Additional Community College Prevention Efforts
Community colleges are also taking a proactive, preventative approach towards alcohol abuse. For example, Warren County Community College (WCCC), located in Washington, New Jersey, devoted a day in March to the "Save a Life Tour." As the Warren Report reveals, WCCC students were provided with an opportunity to drive in a drunk driving simulator. This allowed students to get behind the wheel of a vehicle scientifically engineered to demonstrate how drunk driving can impair proper motor functioning. As officials further explain, "The simulator is able to show how one's reflexes and reaction time is not the same after drinking, as opposed to being sober."
Through innovative educational programs and opportunities, WCCC is one of the many community colleges hoping to help students make smarter and safer choices around the country.
Organizations that can help
Congress established the Legal Services Corporation to assist low-income individuals with a wide range of legal issues.

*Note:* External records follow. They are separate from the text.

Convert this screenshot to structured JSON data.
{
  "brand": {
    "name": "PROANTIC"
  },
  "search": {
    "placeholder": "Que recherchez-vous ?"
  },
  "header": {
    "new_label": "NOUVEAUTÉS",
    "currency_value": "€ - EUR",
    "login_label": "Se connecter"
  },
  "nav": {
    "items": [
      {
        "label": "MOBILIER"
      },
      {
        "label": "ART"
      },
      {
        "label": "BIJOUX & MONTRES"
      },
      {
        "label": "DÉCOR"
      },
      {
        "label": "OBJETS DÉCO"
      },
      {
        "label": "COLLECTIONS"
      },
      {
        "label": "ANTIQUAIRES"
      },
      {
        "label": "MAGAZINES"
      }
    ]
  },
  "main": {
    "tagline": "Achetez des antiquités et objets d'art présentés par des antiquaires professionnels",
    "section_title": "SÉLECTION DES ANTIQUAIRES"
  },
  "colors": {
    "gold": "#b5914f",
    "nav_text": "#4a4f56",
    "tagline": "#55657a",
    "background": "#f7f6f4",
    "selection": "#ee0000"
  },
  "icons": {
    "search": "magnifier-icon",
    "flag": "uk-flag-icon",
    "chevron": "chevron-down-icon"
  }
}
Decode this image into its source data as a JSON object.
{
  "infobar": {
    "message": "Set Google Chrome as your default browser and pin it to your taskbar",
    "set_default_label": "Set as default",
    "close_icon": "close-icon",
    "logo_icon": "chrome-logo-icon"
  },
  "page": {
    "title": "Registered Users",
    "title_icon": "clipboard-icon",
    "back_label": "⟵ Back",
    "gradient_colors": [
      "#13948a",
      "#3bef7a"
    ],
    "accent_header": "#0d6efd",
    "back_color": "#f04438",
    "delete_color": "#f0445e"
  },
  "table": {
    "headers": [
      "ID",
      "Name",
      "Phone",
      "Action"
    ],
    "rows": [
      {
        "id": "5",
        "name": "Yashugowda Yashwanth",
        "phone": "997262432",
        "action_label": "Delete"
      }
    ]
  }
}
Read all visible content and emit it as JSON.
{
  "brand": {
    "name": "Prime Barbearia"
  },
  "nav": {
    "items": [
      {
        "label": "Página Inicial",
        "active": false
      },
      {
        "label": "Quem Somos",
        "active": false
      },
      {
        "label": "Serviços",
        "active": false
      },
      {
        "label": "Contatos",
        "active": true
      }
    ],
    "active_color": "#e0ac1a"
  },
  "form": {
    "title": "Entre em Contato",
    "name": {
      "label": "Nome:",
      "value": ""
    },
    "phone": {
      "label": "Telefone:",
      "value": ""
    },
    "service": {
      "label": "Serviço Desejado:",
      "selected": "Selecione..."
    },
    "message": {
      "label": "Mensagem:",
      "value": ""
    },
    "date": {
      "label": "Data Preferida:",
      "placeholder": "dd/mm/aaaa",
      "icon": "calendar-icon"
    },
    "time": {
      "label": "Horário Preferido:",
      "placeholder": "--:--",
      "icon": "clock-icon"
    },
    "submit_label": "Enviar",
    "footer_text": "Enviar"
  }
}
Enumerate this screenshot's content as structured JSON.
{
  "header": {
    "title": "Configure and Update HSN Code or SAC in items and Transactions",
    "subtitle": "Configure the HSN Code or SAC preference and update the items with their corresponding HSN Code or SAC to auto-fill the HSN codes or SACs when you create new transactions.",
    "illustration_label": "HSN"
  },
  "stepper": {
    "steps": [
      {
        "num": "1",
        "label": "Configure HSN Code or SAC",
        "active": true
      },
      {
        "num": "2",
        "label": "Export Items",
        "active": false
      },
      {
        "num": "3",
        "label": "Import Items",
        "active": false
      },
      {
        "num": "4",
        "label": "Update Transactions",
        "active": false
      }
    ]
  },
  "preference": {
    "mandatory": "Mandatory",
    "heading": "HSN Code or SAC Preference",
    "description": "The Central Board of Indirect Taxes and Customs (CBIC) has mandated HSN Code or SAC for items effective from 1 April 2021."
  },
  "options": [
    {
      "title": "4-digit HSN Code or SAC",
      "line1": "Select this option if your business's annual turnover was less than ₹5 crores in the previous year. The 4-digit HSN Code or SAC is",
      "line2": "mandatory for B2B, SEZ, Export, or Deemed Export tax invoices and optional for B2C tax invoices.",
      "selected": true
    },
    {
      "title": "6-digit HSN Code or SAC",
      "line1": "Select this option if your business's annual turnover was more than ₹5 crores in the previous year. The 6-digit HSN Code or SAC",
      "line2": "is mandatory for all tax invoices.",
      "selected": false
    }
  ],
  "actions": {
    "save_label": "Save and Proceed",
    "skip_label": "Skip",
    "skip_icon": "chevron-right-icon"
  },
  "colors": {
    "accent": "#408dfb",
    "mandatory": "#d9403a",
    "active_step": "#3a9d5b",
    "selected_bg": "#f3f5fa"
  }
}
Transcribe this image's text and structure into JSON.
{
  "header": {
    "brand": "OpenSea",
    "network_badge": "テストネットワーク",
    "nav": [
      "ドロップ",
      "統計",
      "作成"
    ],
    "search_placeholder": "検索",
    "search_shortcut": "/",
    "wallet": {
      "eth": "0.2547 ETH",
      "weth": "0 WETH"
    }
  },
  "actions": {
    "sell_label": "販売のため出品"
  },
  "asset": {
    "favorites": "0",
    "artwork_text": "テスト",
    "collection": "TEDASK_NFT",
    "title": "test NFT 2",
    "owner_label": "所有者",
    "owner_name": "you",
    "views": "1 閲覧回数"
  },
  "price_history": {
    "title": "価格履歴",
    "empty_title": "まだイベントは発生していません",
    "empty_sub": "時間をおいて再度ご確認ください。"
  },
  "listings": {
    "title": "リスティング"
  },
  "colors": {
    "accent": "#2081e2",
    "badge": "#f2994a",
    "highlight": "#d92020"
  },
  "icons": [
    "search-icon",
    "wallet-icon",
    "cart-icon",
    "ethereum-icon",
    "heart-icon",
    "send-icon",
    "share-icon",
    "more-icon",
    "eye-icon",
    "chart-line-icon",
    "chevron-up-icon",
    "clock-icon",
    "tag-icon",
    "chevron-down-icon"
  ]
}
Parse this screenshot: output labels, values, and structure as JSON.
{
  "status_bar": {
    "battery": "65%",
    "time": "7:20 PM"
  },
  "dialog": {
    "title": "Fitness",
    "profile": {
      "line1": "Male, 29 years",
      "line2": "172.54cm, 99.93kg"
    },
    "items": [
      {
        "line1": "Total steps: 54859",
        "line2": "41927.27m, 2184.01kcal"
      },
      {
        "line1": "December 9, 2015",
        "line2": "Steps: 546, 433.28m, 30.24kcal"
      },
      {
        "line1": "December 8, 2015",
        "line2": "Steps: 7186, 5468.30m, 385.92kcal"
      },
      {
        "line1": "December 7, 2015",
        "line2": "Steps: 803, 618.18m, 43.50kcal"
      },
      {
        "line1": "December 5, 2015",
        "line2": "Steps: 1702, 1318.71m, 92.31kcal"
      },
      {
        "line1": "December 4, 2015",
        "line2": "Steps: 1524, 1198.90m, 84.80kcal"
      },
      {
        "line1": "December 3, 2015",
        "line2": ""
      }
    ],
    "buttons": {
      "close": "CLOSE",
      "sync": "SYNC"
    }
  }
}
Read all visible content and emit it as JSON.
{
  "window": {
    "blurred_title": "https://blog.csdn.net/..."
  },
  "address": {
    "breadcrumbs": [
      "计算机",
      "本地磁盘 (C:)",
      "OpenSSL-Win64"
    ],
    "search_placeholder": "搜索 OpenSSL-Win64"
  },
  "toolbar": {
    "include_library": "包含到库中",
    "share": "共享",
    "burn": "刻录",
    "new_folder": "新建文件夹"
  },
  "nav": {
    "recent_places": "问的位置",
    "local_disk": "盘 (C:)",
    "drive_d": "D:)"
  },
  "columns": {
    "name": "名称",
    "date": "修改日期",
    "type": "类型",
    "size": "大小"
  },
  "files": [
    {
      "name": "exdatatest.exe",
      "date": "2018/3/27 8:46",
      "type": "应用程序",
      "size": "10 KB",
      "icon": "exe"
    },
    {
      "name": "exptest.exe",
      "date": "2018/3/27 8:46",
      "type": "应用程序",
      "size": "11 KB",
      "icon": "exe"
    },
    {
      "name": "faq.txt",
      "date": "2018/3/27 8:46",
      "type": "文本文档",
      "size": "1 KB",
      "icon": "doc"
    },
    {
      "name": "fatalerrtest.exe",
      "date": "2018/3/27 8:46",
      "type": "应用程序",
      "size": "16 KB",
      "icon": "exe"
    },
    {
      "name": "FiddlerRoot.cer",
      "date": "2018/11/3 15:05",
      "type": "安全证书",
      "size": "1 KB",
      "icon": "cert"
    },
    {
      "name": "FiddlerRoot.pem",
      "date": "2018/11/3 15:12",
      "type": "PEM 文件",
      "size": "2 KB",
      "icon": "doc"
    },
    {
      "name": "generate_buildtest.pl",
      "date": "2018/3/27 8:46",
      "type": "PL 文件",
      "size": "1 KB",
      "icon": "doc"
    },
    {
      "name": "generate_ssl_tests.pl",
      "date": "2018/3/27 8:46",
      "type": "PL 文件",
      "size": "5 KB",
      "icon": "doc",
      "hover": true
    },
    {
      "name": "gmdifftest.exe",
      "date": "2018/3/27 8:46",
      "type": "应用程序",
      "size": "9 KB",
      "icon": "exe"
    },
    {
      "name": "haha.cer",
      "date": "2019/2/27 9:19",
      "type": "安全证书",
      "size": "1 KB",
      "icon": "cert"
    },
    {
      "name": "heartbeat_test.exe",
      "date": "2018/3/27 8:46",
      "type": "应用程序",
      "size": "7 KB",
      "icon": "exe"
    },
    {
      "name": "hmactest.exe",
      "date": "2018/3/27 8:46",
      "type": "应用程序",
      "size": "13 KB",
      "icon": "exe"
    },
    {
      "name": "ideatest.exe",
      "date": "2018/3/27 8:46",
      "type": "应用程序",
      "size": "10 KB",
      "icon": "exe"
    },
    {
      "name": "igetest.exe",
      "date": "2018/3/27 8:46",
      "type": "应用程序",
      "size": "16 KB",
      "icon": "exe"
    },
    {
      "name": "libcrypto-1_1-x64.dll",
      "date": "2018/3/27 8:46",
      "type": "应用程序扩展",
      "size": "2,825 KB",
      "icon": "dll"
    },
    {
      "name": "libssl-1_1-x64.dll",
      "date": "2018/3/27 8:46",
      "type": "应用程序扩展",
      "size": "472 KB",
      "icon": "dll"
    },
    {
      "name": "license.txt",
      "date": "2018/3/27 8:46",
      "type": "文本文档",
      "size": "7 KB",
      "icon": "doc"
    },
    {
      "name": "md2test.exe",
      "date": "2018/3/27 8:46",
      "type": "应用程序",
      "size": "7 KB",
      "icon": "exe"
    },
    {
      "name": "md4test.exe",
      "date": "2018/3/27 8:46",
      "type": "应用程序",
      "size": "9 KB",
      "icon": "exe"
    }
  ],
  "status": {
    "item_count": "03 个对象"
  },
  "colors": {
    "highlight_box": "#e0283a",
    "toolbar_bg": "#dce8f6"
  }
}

"LSC-funded programs help people who live in households with annual incomes at or below 125% of the federal poverty guidelines – in 2015, that is $14,713 for an individual, $30,313 for a family of four. Clients come from every ethnic and age group and live in rural, suburban, and urban areas. They are the working poor, veterans, homeowners and renters, families with children, farmers, people with disabilities, and the elderly. Women - many of whom are struggling to keep their children safe and their families together - comprise 70% of clients."
This video outlines the consequences for pleading guilty to a first-time DUI charge.
SAMHSA (Substance Abuse and Mental Health Services Administration) offers a helpline that is available 24/7. "SAMHSA’s National Helpline, 1-800-662-HELP (4357), (also known as the Treatment Referral Routing Service) or TTY: 1-800-487-4889 is a confidential, free, 24-hour-a-day, 365-day-a-year, information service, in English and Spanish, for individuals and family members facing mental and/or substance use disorders. This service provides referrals to local treatment facilities, support groups, and community-based organizations. Callers can also order free publications and other information."
Avvo offers affordable legal services to college students. As well, a Google search using the search string "legal aid for college students" will yield hundreds of results.